The clinical diagnosis is the final, and arguably most important, piece in the CFS diagnostic puzzle. The peer reviewed and substantiated Energy Index Point Score (EIPS) is a universal CFS gauge that assists physicians, and patients alike, in the diagnosis and monitoring of CFS over time. The EIPS is used internationally and translated into numerous languages.

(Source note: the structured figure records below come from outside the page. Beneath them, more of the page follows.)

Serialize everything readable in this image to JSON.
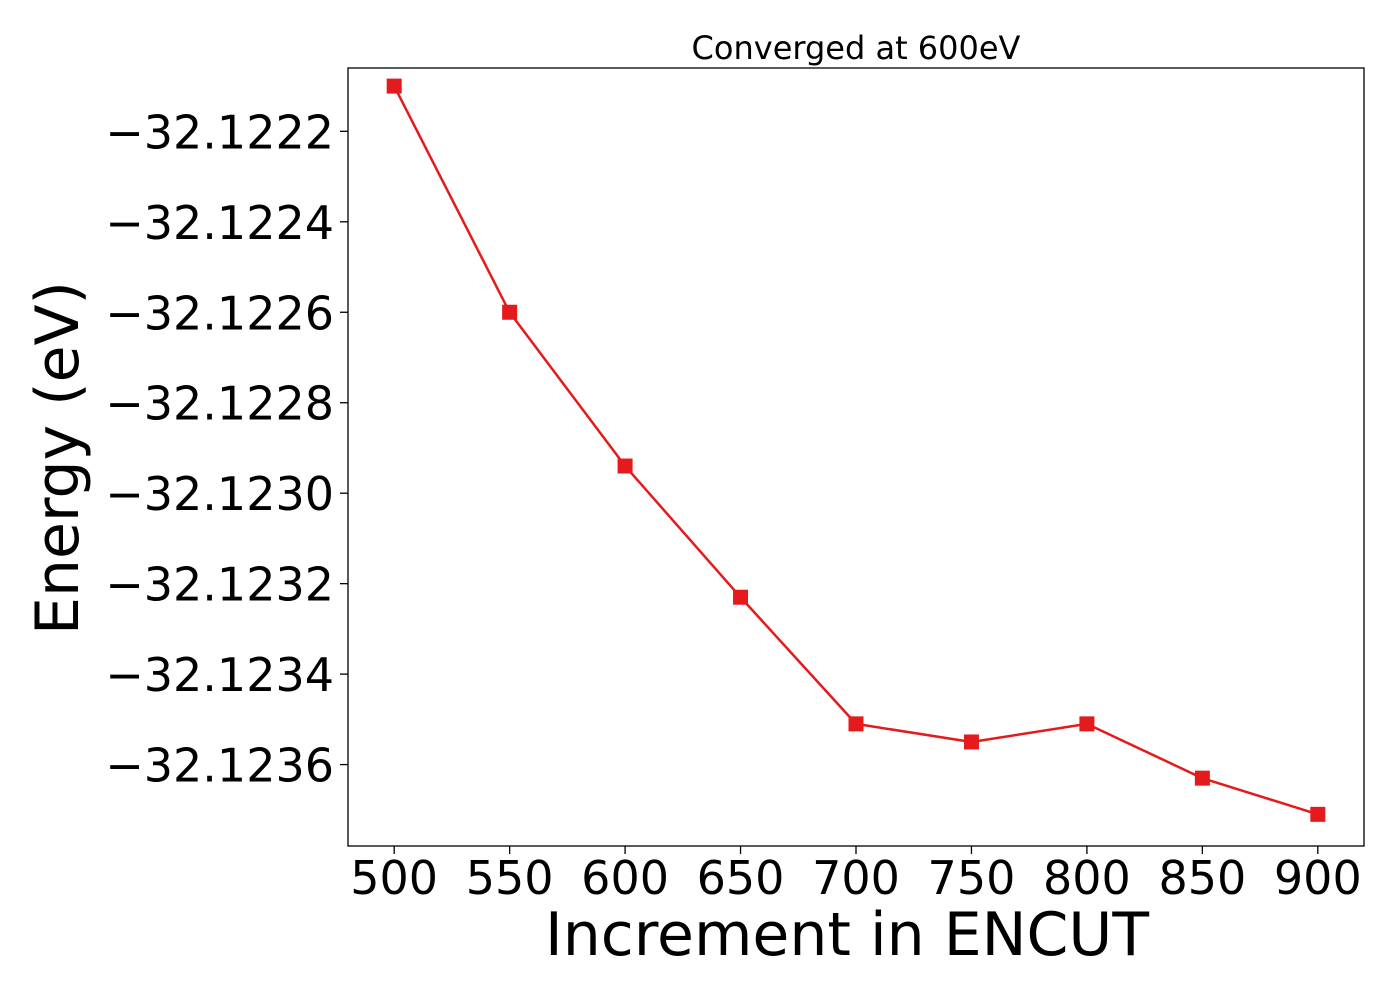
{
  "chart_data": {
    "type": "line",
    "title": "Converged at 600eV",
    "xlabel": "Increment in ENCUT",
    "ylabel": "Energy (eV)",
    "xlim": [
      480,
      920
    ],
    "ylim": [
      -32.12378,
      -32.12206
    ],
    "x_ticks": [
      500,
      550,
      600,
      650,
      700,
      750,
      800,
      850,
      900
    ],
    "y_ticks": [
      -32.1222,
      -32.1224,
      -32.1226,
      -32.1228,
      -32.123,
      -32.1232,
      -32.1234,
      -32.1236
    ],
    "y_tick_labels": [
      "−32.1222",
      "−32.1224",
      "−32.1226",
      "−32.1228",
      "−32.1230",
      "−32.1232",
      "−32.1234",
      "−32.1236"
    ],
    "grid": false,
    "legend": "none",
    "series": [
      {
        "color": "#e41a1c",
        "marker": "square",
        "x": [
          500,
          550,
          600,
          650,
          700,
          750,
          800,
          850,
          900
        ],
        "y": [
          -32.1221,
          -32.1226,
          -32.12294,
          -32.12323,
          -32.12351,
          -32.12355,
          -32.12351,
          -32.12363,
          -32.12371
        ]
      }
    ]
  }
}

The hypothesis of Dr. Lerners own research, as well as many of his peers, has always been that CFS is the result of an abortive, non-permissive herpesvirus (EBV, HCMV and/or HHV6) infection. CFS patients continue EBV, HCMV, and/or HHV6 herpesvirus abortive multiplication, but fail to achieve viral latency which is necessary for recovery. This hypothesis has now been tested through numerous cohorts, administering valacyclovir for suspected EBV CFS subset and valganciclovir for suspected HCMV or HHV6 CFS subsets. Through a pharmacologic, pharmacokinetic, metabolic, distribution and excretion review of antivirals, as well as published cohorts, this EBV review again substantiates their success. The use of long term antiviral treatments provides drastic improvements to quality of life for CFS patients.
This review was performed by request of the journal, Virus Adaptation and Treatment. They identified the need to review the old and new definitive relation of EBV and IM to EBV persistent infection, and to relate the remarkable safe efficacy of valacyclovir (Valtrex) when given so that the blood levels exceed that necessary to inhibit EBV multiplication through the entire day, says Dr. A. Martin Lerner. The results are remarkable and return EBV CFS patients to normal lives. The therapeutic place of similar Valtrex treatment in IM and IM complications is emphasized repeatedly through my research.
About Dr. A. Martin Lerner
Dr. A. Martin Lerner founded the Treatment Center for Chronic Fatigue Syndrome (CFS) in Beverly Hills , Michigan. An Infectious Diseases specialist who was at one time plagued by CFS, he has committed the past 25 years to the diagnosis and treatment of CFS for patients around the world. In the past 50 years Dr. Lerner has written over 200 original articles spanning many areas of infectious diseases and virology.
About Dr. A. Martin Lerner CFS Foundation
The mission of this foundation is to advance research, treatment and dissemination of information leading to a better understanding of Chronic Fatigue Syndrome.
About Chronic Fatigue Syndrome (CFS)
Chronic Fatigue Syndrome, also called Chronic Fatigue and Immune Dysfunction Syndrome (CFIDS) or Myalgic Encephalomyelitis (ME), affects as many as 4 million people in the US alone, by CDC estimates, with a quarter disabled. It affects more Americans than AIDS, lung cancer and breast cancer combined. Research by the National Chronic Fatigue foundation found CFS sufferers average age of death to be as much as 20 years premature to the average American. It is a multi-symptom disease, affecting the cardiovascular, immune and central nervous system. The most publicized symptom of the disease is the crippling fatigue, with most patients bed-ridden for all but a few short minutes or hours per day. To the naked eye these patients may look healthy, due to the invisible nature of the symptoms, many times causing confusion regarding its legitimacy.